On the good ship M/V Rus Majur, with its fine complement of unsmiling waitresses and sleazy truck drivers. It has been quite an experience. Women are few and far between on these boats and after a few vodkas, the truck drivers obviously couldn`t see staright and made a beeline for us. I was sitting with Rebecca and Lorna who had arrived in Vladivostock on the Trans Siberian express, six days non-stop from Moscow. Rebecca the Kiwi like me, suffers from seasickness and was very interested in my accupressure wrist bands which work really well for me. I have never been sick whilst wearing them, so I made her a pair of home-made ones using a couple of paracetamol tablets and electrical tape from my tool kit. She seemed very pleased with them, but maybe she was just being polite.

Also with us were Mike and Linda - the South Africans on a global fisheries mission, making a documentary and travelling in their Toyota Landcruiser, they have had the longest overland route to get here, all the way from Cape Town.

www.marine-expedition.co.za

is their website.

The Russian guys didn`t seem to get the hint as we sat and tried to chat to each other in the bar and then we saw the way the Russian women were telling them "No" - by literally pushing them away and so that was what we did. 
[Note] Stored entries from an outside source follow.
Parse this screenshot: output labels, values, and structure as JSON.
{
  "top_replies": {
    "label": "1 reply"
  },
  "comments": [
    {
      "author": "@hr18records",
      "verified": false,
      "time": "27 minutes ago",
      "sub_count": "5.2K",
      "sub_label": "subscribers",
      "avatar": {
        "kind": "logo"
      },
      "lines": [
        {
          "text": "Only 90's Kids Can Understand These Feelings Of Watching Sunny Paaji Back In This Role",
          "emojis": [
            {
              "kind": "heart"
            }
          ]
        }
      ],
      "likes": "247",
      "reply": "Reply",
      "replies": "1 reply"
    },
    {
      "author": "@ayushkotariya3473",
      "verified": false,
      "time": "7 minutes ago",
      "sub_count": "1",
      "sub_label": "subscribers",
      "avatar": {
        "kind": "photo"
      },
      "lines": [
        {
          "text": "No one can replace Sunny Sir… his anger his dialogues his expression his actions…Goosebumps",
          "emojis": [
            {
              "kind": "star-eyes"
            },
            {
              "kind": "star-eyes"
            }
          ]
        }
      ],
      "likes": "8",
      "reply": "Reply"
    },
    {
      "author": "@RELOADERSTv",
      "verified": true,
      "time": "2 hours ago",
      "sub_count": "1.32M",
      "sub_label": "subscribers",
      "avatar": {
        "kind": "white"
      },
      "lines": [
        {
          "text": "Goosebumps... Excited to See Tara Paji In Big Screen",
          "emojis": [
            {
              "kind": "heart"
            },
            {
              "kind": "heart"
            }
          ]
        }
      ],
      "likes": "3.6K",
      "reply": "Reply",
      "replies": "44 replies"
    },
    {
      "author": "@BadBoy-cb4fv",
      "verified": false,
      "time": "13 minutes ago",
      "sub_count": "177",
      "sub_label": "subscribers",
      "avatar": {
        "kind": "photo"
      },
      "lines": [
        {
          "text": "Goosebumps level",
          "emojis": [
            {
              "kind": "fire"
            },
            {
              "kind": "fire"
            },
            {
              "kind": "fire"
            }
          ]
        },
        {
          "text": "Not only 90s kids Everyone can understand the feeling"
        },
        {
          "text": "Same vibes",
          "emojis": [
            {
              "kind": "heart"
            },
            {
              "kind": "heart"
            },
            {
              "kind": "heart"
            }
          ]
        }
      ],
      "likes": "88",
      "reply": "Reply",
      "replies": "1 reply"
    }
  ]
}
Not unusually for me I was first off to bed and so missed out on the dancing that happened later, though I'm not sure I could have danced while coping with the motion of the boat.

 

Every mealtime on the boat we managed to get a "Nyet"answer from the waitress for even the simplest request, it became a bit of a joke. Though for those who were desperate just for a spot of milk in their tea, it wasn't funny.

The cabins were like hot ovens and when we asked if there was any chance of the air conditioning being switched on to cool them a bit we got a "Nyet" answer.

 

On the final morning,I awoke earlyto find we were moored in a huge bay and I watched as the sun rose over the mountains- my first in the Land of the Rising Sun.

I managed to clear Japanaese customs about six hours faster than the others- they were properly prepared and have Carnet de Passages (basically a passport for their vehicles) while I had nothing except a name to ask for - Mr Sakai of the FKK cutoms agents. And what a guy, he came onboard to collect me and took me in his car to customs and the insurance office, I was off the boat with Thelma within an hour. What a relief after the prolonged (two days) experience of clearing customs to leave Russia.

A night spent camping in a nearby park- as I had told the others I would wait for them and their vehicles were stuck onboard still, we had a few drinks in a small bar that we managed to find, not realising how few and far between bars are in Japan.

Kirin beer- definitely a thumbs up but the sake, well the jury is still out on that one.